11 Days: Roundtable – Strengths and Weaknesses

Jay Biggerstaff-USA TODAY Sports

We continue our roundtable series by looking at which areas of the team are the biggest strengths and weaknesses.

It’s time for another edition of the roundtable! In each edition, our staff gets together to look at two questions about the Kansas Jayhawks that are being talked about by those who follow the program. Take a look at our answers, and then give us your own in the comments below.

What is the biggest area of weakness on the team to worry about this year?

David: The front seven on defense. KU is replacing almost every one of the guys who played well up front last year. An interior lineman who can lead the team in TFLs is a rare gem, and that’s exactly what they lost in Wise. Also gone is a senior leader who spent his college career racking up crazy tackling numbers in Joe Dineen. Guys like Brian Lipscomb and Keith Loneker were solid as well. It’s hard to see a program in KU’s position just plugging in new players (especially in the trenches) and not missing a beat.

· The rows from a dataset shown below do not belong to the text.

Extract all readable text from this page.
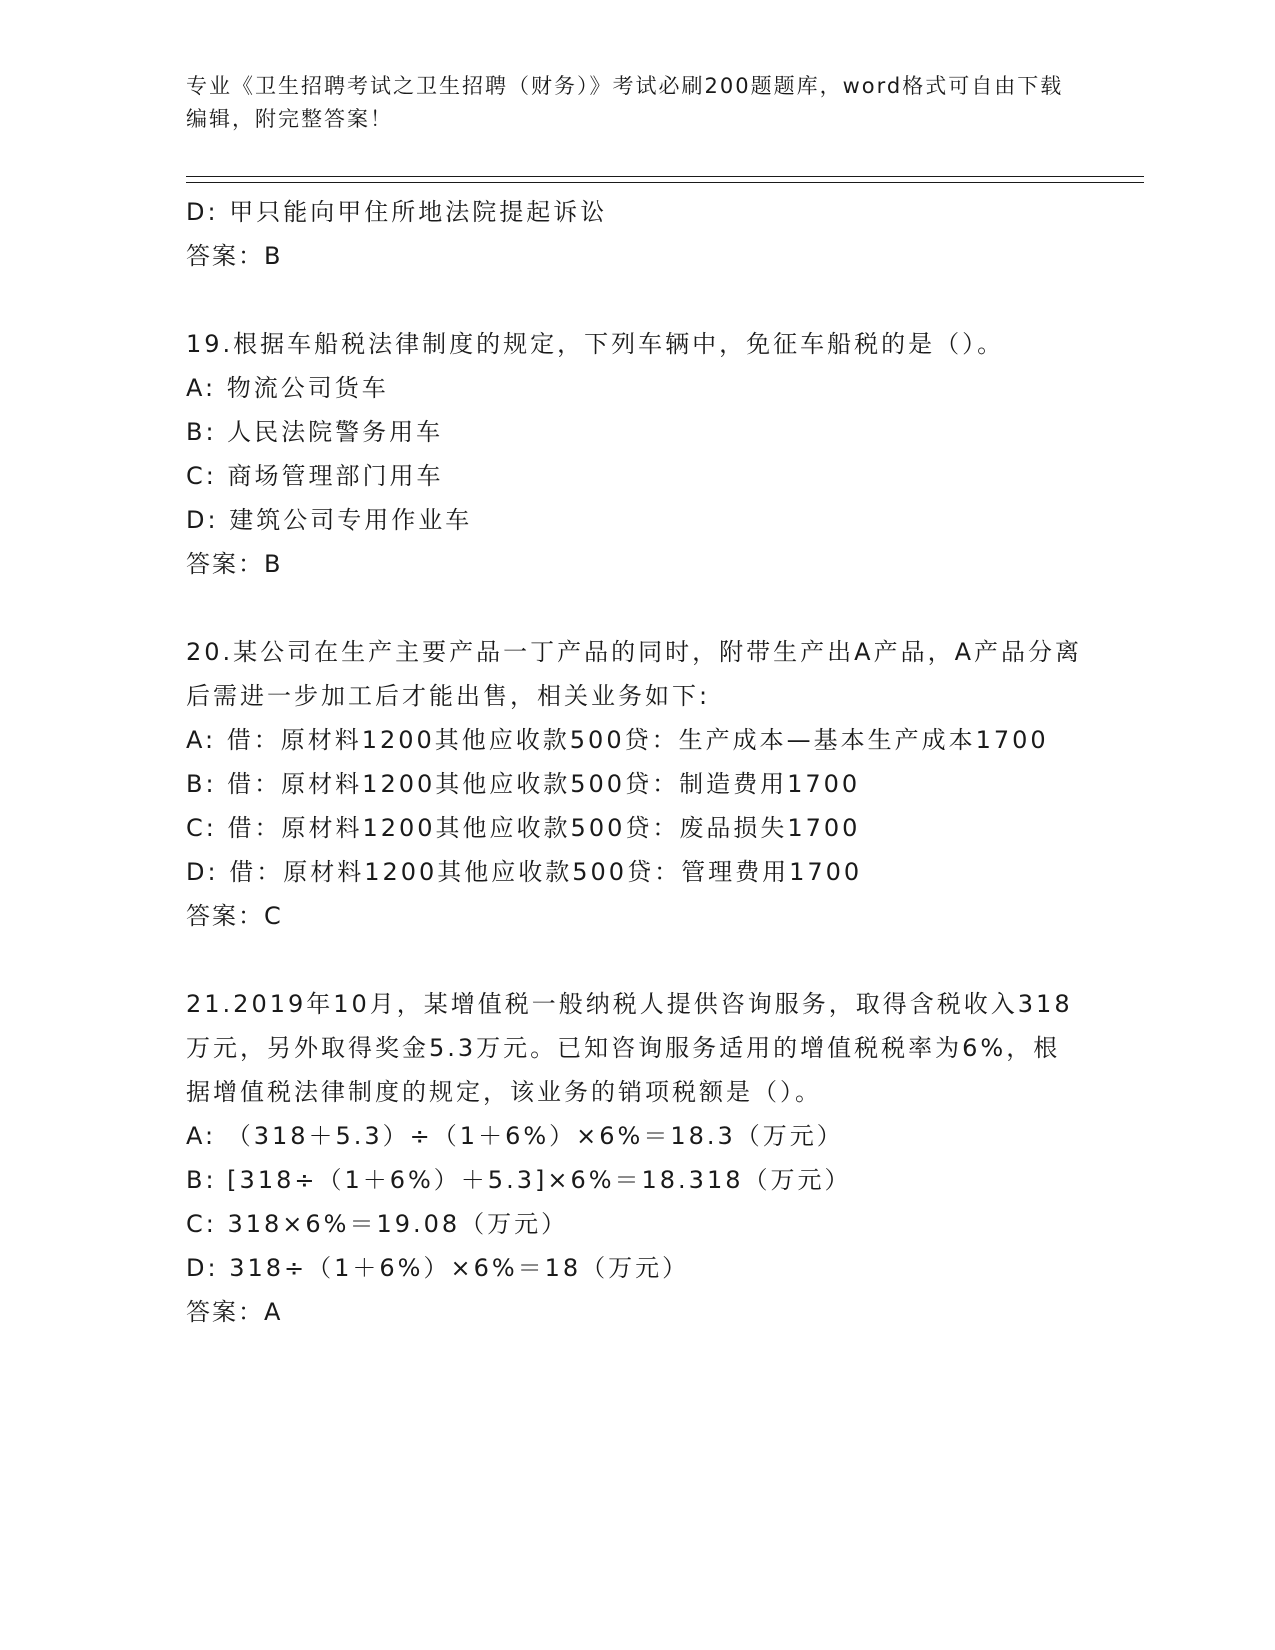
专业《卫生招聘考试之卫生招聘（财务）》考试必刷200题题库，word格式可自由下载编辑，附完整答案！
D: 甲只能向甲住所地法院提起诉讼
答案：B
19.根据车船税法律制度的规定，下列车辆中，免征车船税的是（）。
A: 物流公司货车
B: 人民法院警务用车
C: 商场管理部门用车
D: 建筑公司专用作业车
答案：B
20.某公司在生产主要产品一丁产品的同时，附带生产出A产品，A产品分离后需进一步加工后才能出售，相关业务如下:
A: 借：原材料1200其他应收款500贷：生产成本—基本生产成本1700
B: 借：原材料1200其他应收款500贷：制造费用1700
C: 借：原材料1200其他应收款500贷：废品损失1700
D: 借：原材料1200其他应收款500贷：管理费用1700
答案：C
21.2019年10月，某增值税一般纳税人提供咨询服务，取得含税收入318万元，另外取得奖金5.3万元。已知咨询服务适用的增值税税率为6%，根据增值税法律制度的规定，该业务的销项税额是（）。
A: （318＋5.3）÷（1＋6%）×6%＝18.3（万元）
B: [318÷（1＋6%）＋5.3]×6%＝18.318（万元）
C: 318×6%＝19.08（万元）
D: 318÷（1＋6%）×6%＝18（万元）
答案：A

Brendan: I’m in the same boat. There are so many new faces and so many tackles to replace, it’s only natural to question who is capable of stepping up to fill the gaping holes all those who graduated left behind. I’m excited to see what some of the freshmen can do (Gavin Potter and Steven Parker, specifically) but it looks like there are a lot of question marks up front entering the year.

Mike: Once again, you guys aren’t wrong. But, college football is all about quarterback play, and the biggest thing that can help out a quarterback is having a not-terrible offensive line. If MacVittie/Stanley are going to be effective at all, they’ll need the offensive line to do things like not fall down on screen passes.

Fizzle: Anytime you take a team with that many seniors like we had last year and throw in a new coach to boot there are going to be some growing pains, especially when the old coach didn’t recruit a single new player last year. This is going to be a rough year.

Kyle: I’m with Mike in that if we’re talking about what is causing worry, I’m going with the quarterback. Front seven is probably weaker, especially if MacVittie lives up to any of the hype. We just have yet to see it and bad quarterback play is so debilitating to an offense and ruins any chance of winning football games.

Andy: I wanted to be different and interesting and say something like the wide receivers, but I’m just not able to get past the front seven, but specifically the linebackers. Kansas relied so much on that second level of the defense to stop the run and to keep the short passing game from eating them alive. Can anyone step up and fill the shoes ofall the guys they lost? I’m not so sure, but hopefully I’m wrong.

Conversely, what is the biggest area of strength for this team?

David: The ground game. Pooka is a legit star, and Herbert is a capable Big 12 talent. There are, of course, questions on the O-line, but they showed some ability to open holes in the run game last year before defenses started loading up the box (and even occasionally after). Most of the line returns. If the coaches and QB play can find a way to keep defenses from zeroing in on Pooka, the run game should have success this year.

Brendan: It’s weird to say, given the play we’ve seen back there over the years, but the secondary should be the strongest part of the defense, at least. Veteran experience is the biggest factor in that too. The trio of seniors can all be productive (hand up, I never thought I’d say that about Bryce Torneden early in his career), and we know that Corione Harris has a ton of talent.

Mike: Not only is Pooka a legit star, he’s a legit dark horse Heisman candidate (for 2020, probably). The running back position is definitely KU’s best spot, as they’ve got at least two backs who I’d put up against almost anyone in the country. The problem the secondary will have is if the front seven isn’t productive, so even though (we think) we know what we’ve got in the defensive backfield, we may not see much production from them.

Fizzle: Agreed with everyone else. Pooka is the star of this team. I think coaching is a strength now. It has been a negative for so long that having a capable coach in place is going to be huge.

Kyle: There’s no need to reiterate Pooka’s star power again so I’ll add that depth is also a bonus at running back. I like Herbert’s game and even Dom Williams as a third back averaged 4.2 yards per rush on 55 carries last year. Going three deep is key not only week 1 when Pooka is out, but also as a security blanket in case of injury.

Andy: It’s hard to pick anything other than RB or the defensive secondary, so despite me wanting to be different and picking something like Special Teams, I’m going to be boring and go with the secondary. As I mentioned in our senior spotlight articles, Torneden and Mike Lee are the two highest-rated returning safeties in the Big 12, and Hassan Defense and Harris should be solid on the corners. The only real question is the depth, since it’s not likely that those 4 will be on the field for every snap. But Elmore Hempstead, Kyle Mayberry, Elijah Jones, Shaquille Richmond, DeAnte Ford and others should provide solid depth.